Faced with the crisis of the Catholic world and the collapse of the humanist culture which it knew brilliant – “I am a fossil”, he slips, pensive but without bitterness -, Jean Greisch offers a “Spinozist reaction” : “Do not mourn, do not rejoice, but seek to understand. “ It evokes the figure of Abraham, to which he feels close, “Because of his wanderings in unknown lands”. “Faith is not just a cry, certainly not a passing mood. It is neither an ideology nor a utopia, he asks. It is a journey of recognition, in every sense of the word: an exploration where one is constantly bewildered and surprised. A journey that opens you to others and places you in the gratitude of a donation received. “


A life of research

1984-1995. Dean of the Faculty of Philosophy at the Catholic Institute of Paris.

1986-2005. Member of the Laboratory of Phenomenology and Hermeneutics at the CNRS.

2009-2012. Holder of the Romano-Guardini Chair in Philosophy of Religion at Humboldt University in Berlin.

Among his works:

The Hermeneutic Age of Reason, Deer, 1985.
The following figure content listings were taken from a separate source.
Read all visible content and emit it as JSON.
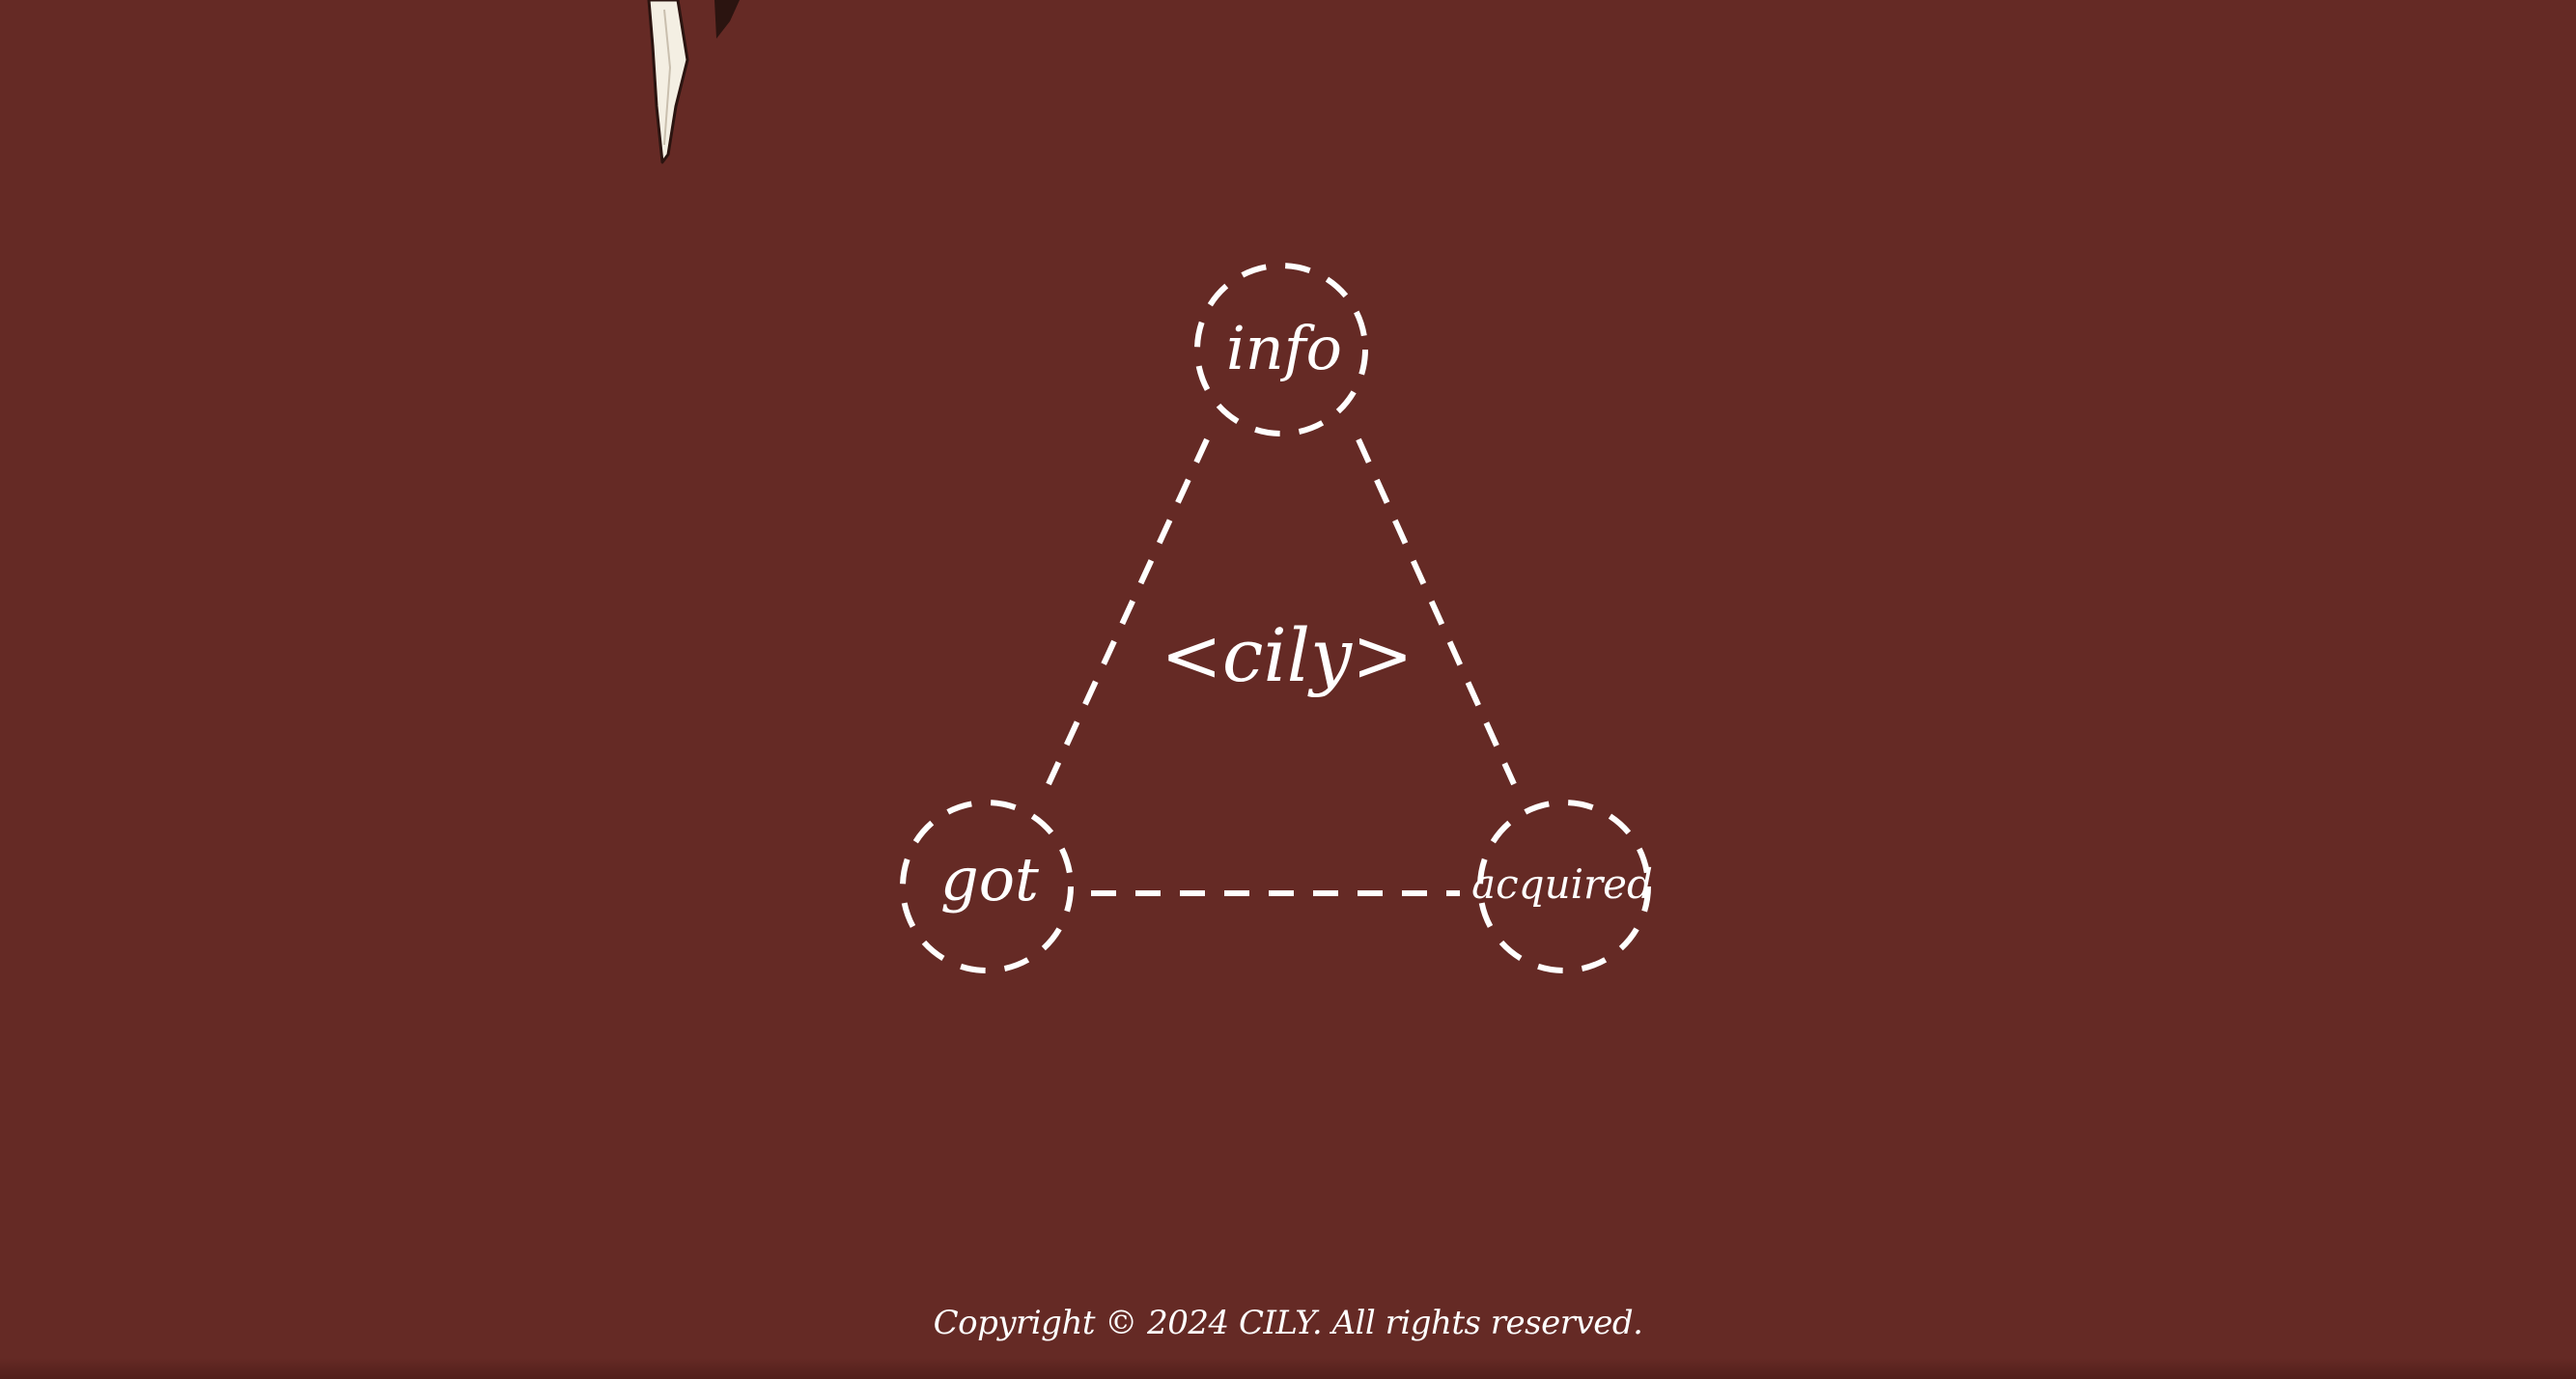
{
  "colors": {
    "background": "#652a25",
    "foreground": "#ffffff",
    "feather_light": "#f4efe3",
    "feather_dark": "#2b1410"
  },
  "decoration": {
    "feather": "quill-feather-icon"
  },
  "diagram": {
    "center_label": "<cily>",
    "nodes": {
      "top": "info",
      "bottom_left": "got",
      "bottom_right": "acquired"
    }
  },
  "footer": {
    "copyright": "Copyright © 2024 CILY. All rights reserved."
  }
}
– The Burning Bush and the lights of reason. The invention of the philosophy of religion, 3 volumes, Cerf, 2002-2004.

– Hear with another ear. The philosophical issues of biblical hermeneutics, Bayard, 2006.

– From “no-other” to “all other”. God and the absolute in the philosophical theologies of modernity, La Bruyère Prize of the French Academy (2013), PUF, 2012.

– Meeting with the truth, Hermann, 2017.

– Desire to understand, University Press of Leuven, 2019.

The Tales of Minerva the owl philosopher, Ipagine, 14 bilingual tales published.